Scott Montgomerie, CEO, and co-founder of Scope, has 15 years of experience in consumer software and AR experience that he brings to his new company—Scope—trying to create a better world by solving complex problems.

He talked about the balance of creating in AR including cost, technology risk and scale. Scope creates WorkLink and Remote AR, technologies that allow companies to train people with the right support and guidance. They make it for any device that is easiest to use. Scope too uses Unity to develop these applications. You can train someone how to build a room with a set of VR goggles and an app that demonstrates how it is done. It is faster, more efficient, and easy for someone to know exactly what you want.
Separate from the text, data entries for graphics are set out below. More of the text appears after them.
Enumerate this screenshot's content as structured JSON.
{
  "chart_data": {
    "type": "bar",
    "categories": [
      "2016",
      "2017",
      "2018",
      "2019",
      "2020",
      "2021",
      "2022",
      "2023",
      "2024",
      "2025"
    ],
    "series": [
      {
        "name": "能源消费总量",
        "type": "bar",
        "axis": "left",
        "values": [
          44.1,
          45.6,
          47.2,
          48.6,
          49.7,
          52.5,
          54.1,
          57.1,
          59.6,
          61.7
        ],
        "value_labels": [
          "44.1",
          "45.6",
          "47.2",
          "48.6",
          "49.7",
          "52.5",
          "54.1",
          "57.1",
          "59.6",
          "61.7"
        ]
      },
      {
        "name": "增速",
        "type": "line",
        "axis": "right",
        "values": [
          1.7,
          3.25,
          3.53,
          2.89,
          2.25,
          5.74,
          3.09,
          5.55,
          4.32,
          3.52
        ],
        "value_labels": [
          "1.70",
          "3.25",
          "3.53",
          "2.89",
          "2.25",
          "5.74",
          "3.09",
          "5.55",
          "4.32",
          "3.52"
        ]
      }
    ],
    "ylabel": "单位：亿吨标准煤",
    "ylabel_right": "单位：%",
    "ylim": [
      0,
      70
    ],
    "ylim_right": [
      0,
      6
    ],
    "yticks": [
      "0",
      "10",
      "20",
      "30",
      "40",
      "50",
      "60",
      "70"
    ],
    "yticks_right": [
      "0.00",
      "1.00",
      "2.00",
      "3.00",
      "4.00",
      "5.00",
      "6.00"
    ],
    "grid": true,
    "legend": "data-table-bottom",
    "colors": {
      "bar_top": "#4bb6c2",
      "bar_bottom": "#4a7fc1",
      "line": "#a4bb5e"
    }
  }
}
If you have construction drawings with a custom design, this is a great solution to show someone how to do it without a long explanation of how.


Victor Lou, Operations Lead at NASA Jet Propulsion Laboratory, with his colleagues, showed off the Mars Rover 2020 during a demo using Microsoft Hololens mixed reality tool ProtoSpace.
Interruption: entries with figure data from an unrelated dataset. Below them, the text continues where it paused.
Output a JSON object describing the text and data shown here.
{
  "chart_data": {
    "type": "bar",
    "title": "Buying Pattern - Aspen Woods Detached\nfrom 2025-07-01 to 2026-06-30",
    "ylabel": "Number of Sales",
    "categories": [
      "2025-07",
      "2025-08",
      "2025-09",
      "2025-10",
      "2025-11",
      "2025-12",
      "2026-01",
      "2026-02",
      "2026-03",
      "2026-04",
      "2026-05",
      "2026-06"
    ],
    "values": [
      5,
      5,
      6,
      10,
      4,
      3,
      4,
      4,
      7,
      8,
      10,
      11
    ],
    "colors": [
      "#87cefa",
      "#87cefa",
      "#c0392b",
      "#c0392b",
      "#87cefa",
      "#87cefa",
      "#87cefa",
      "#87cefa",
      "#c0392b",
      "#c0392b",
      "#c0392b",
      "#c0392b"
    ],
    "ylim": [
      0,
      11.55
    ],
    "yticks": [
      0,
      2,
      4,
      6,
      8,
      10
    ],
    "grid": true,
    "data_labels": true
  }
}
ProtoSpace is a tool used by NASA JPL to solve complex problems with the use of Mixed Reality—engineering problems so hard that 2D drawings or 3D models can’t quite produce the results they need. Victor put on the headset and walked around the Mars Rover. While using his hands he could interactively interact with the rover and if he saw a problem, he could show an engineer in real time and say this needs to be fixed or changed. This helps NASA save time and solve problems faster than traditional engineering drawings. This is an example of next-generation thinking with these latest technologies.


Marcus Kuehne, Strategy Lead Immersive Technologies at Audi, and Chris O’Connor, Technical Lead at Zero Light, spoke at the keynote and did a Breakout session as well. Audi created a solution to a common problem for many auto dealers. How can we create an experience that will bring more customers into our showroom? How can we make this better? (image 04)
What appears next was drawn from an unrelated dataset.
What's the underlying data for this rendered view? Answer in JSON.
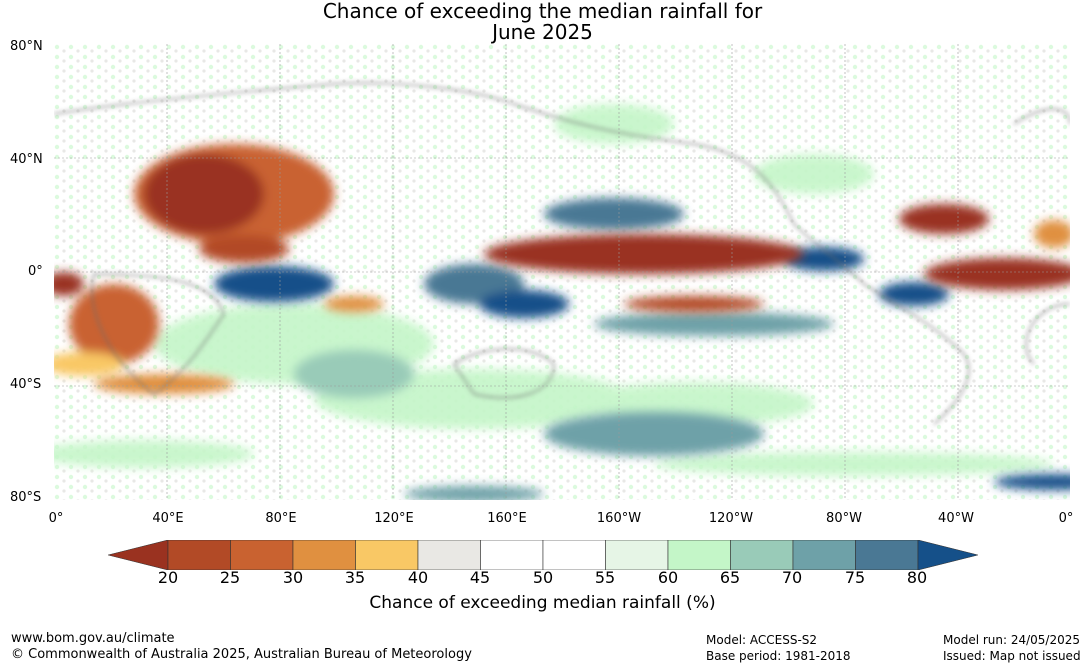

04 – Audi Research is doing intensive work in the areas of VR/AR. Copyright, Akiko Ashley, All rights reserved.

These were the core questions Audi asked. The company answered by creating an immersive VR experience for their customers so they could interact with the car of their dream in a meaningful way. Customers could customize their car and see exactly what it looked like after those customizations.

This technology offers real-time video compositing and is rendered in real-time with millions of vehicle configurations.

Audi had to find a way to offer beautiful models of their cards in VR without sacrificing quality and latency issues. Chris from Zero Light brought up a very interesting point that in order to protect Audi’s design copyrights, they had to keep all the assets in the cloud, so nothing is downloaded onto the user’s computer.

Red Bull and Rewind

Sol Rogers, CEO and Founder of Rewind gave an impressive presentation and Breakout session with innovative, interactive VR experiences in “Flight Deck” for Red Bull.

Unity and Hololens powered the holographic imagery. This presentation gave people the ability to get closer to the fastest flying sport hosted by Red Bull. It sat on a coffee table. You chose the flyer, the plane, and the course. You can actually have the full sized plane to view in your living room. Sol explained that there was a limit of 70,000 for the geometry in Hololens at the moment but that would change in the future allowing even larger scale projects.